Por Marilys Suárez Moreno
Noviembre, en su día 25, se dedica al Día Internacional de la Eliminación de la Violencia contra la Mujer, para dar inicio a una jornada que se extiende hasta el 10 de diciembre, Día de los Derechos Humanos. Dos temas que se imbrican y no tienen días ni horas, porque para muchas mujeres en el mundo la violencia de género en el ámbito doméstico y familiar resulta recurrente.
En Cuba no estamos exentos de ese flagelo.

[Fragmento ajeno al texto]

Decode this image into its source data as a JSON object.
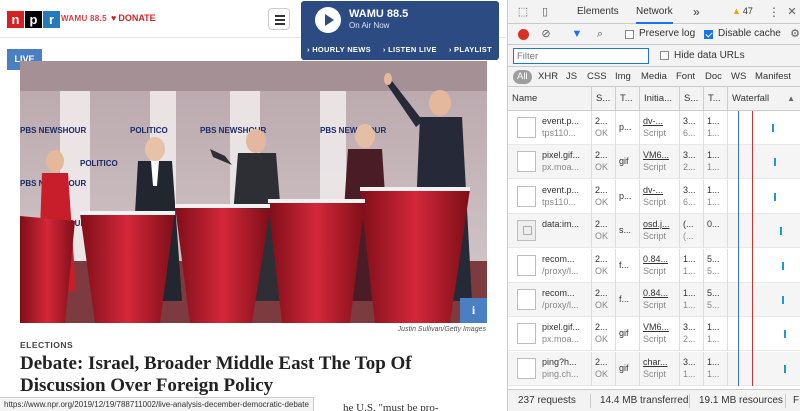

Golpes, insultos, gritos, vejámenes, desprecio, sometimiento y hasta prohibiciones y amenazas de muerte forman parte del ilimitado mundo de los que hacen de la violencia un modus vivendi, pues es característico de este tipo de relación, la humillación física y sicológica de la víctima.
Expertos en el tema aseguran que la violencia de género es estructural y sistémica y comprende un conjunto de actitudes, expresiones y manifestaciones de diversas índoles.Un único objetivo guía a los violentadores: someter, degradar y controlar a sus víctimas, causarles sufrimiento físico y psíquico y, en no pocas ocasiones, hasta la muerte.
El flagelo es universal y tiene a las mujeres, las niñas y adolescentes, fundamentalmente, entre sus principales perjudicadas; la mayoría de las veces ocultas entre las paredes de sus casas, en un ámbito permisivo y casi sin reflejo social.
Según algunas estadísticas, la sufren más del 30 por ciento de las cubanas, aunque algún porcentaje mayor ha declarado haber sufrido violencia en algún momento de sus vidas y no pocas ocultan lo que sucede entre las cuatro paredes de sus casas, ya sea por miedo o por proteger a los hijos que, de alguna manera, también son víctimas calladas de sus agresores.
Y si bien nuestra sociedad ha evolucionado lo suficiente y las mujeres por voluntad propia y las propias leyes disponen de las mismas prerrogativas que los hombres en cuanto a salarios, educación, promoción y protagonismo en todos los niveles estatales, aún existe el criterio de que ese es un tema privativo, personal de la pareja en cuestión y, por ende, de su esfera familiar y doméstica.
Criterios arcaicos y retrógrados, sí, pero vigentes en muchas mentalidades, que todavía amparan la invisibilidad de lo que ocurre puertas adentro, por aquello de que: “Entre marido y mujer, nadie debe meterse”. Y víctimas y espectadores pasivos hacen oídos sordos a cualquier reclamo de ayuda.
En ocasiones, las maltratadas denuncian o lo extremo de los casos ―ataques en la calle, violación o feminicidio— hacen que la ley intervenga, pero la mayor parte prefiere el anonimato, ya sea por vergüenza, miedo, la potestad de los hijos o dependencia económica o de vivienda con el agresor, y acepta los golpes del silencio como una naturalización de la violencia.
Pero más que las denuncias y cualquier otro mecanismo o herramienta que cubra los ámbitos e instancias de las víctimas, de conjunto con la prevención, la educación, la vigilancia oportuna, las entidades que las amparan, las denuncias y todas las campañas habidas y por haber juntas, lo prioritario es hacerla visible no sólo ante los ojos de las mujeres que la sufren, sino ante la sociedad que, supuestamente, debe protegerlas y actuar decisivamente a su favor.